Friend or foeUsing artificial intelligence to predict criminal aircraft

Published 6 March 2018

The ability to forecast criminal activity has been explored to various lengths in science fiction, but does it hold true in reality? It could for U.S. Customs and Border Protection (CBP). ) DHS S&T is developing a Predictive Threat Model (PTM) to help CBP’s Air and Marine Operations Center (AMOC) more quickly and efficiently identify and stop nefarious aircraft.

The ability to forecast criminal activity has been explored to various lengths in science fiction, but does it hold true in reality?

It could for U.S. Customs and Border Protection (CBP).

Currently, the DHS Science and Technology Directorate (S&T) is developing a Predictive Threat Model (PTM) to help CBP’s Air and Marine Operations Center (AMOC) more quickly and efficiently identify and stop nefarious aircraft.

“We can rethink how we do business with the monumental progress this brings to us,” said Tony Crowder, Executive Director at AMOC, looking forward to the impact predictive analytics could have on future operations, “We owe this success to the teamwork of the Domain Awareness Federation and the collaboration within DHS S&T.”

The targets here are small, non-commercial flyers (commercial flight is already highly-regulated). These aircraft could be classified as general aviation (GA) small aircraft, GA jets, ultralights, or even unmanned aircraft systems (UAS).

The skies are filled with increasing numbers of drones and unmanned aircraft with various intents, which can set the stage for potential terror threats, drug smuggling and other illegal activity. CBP’s Detection Enforcement Officers (DEOs) work hard to detect such threats. However, finding the needle in the haystack is an arduous, lengthy process that takes years to effectively master.

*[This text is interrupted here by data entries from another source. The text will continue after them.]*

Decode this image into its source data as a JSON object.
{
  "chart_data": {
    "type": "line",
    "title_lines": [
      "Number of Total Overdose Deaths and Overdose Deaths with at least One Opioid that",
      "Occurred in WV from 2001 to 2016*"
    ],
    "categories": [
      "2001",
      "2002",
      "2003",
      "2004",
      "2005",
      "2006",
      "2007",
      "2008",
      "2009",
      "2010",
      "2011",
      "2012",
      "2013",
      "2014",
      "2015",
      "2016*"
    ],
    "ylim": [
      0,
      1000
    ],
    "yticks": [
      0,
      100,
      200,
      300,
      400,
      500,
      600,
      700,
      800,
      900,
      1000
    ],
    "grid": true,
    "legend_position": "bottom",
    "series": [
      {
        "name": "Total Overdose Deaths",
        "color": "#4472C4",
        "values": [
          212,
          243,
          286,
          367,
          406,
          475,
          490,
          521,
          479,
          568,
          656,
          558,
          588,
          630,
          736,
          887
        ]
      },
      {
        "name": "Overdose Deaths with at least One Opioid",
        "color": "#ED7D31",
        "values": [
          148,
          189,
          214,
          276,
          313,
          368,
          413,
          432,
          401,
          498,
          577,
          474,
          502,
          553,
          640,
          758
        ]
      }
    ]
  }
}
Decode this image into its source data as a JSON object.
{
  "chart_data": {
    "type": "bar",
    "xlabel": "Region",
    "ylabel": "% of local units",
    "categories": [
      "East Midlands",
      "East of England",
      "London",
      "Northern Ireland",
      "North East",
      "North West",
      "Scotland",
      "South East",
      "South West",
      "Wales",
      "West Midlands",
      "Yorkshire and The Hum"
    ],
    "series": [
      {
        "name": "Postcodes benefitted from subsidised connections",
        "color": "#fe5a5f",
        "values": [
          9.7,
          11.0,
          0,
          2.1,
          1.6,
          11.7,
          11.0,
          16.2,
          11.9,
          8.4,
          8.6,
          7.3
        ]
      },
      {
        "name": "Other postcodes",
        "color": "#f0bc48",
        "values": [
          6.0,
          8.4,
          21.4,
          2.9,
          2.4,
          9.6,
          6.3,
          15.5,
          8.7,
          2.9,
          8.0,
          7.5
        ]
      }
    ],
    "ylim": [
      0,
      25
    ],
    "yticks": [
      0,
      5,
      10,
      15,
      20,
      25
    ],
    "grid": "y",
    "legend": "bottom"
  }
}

S&T notes that in the past, AMOC has been able to interdict criminal aircraft by tracking patterns of suspicious activity.  Criminals would respond by simply adapting their behavior—flying different routes, leaving from different ports, etc. Machine Learning, central to the PTM, would compress the time and effort it takes to respond to a suspicious craft, storing data continuously and allowing operators to more easily understand threat levels in a shorter amount of time.

DEOs identify aircraft using radar, determine where it is coming from, where it might be going, its altitude and other variables if known. If the aircraft is deemed suspect, only then can DEOs start determining how to go about interdicting the aircraft through engagement and coordination with the local law enforcement.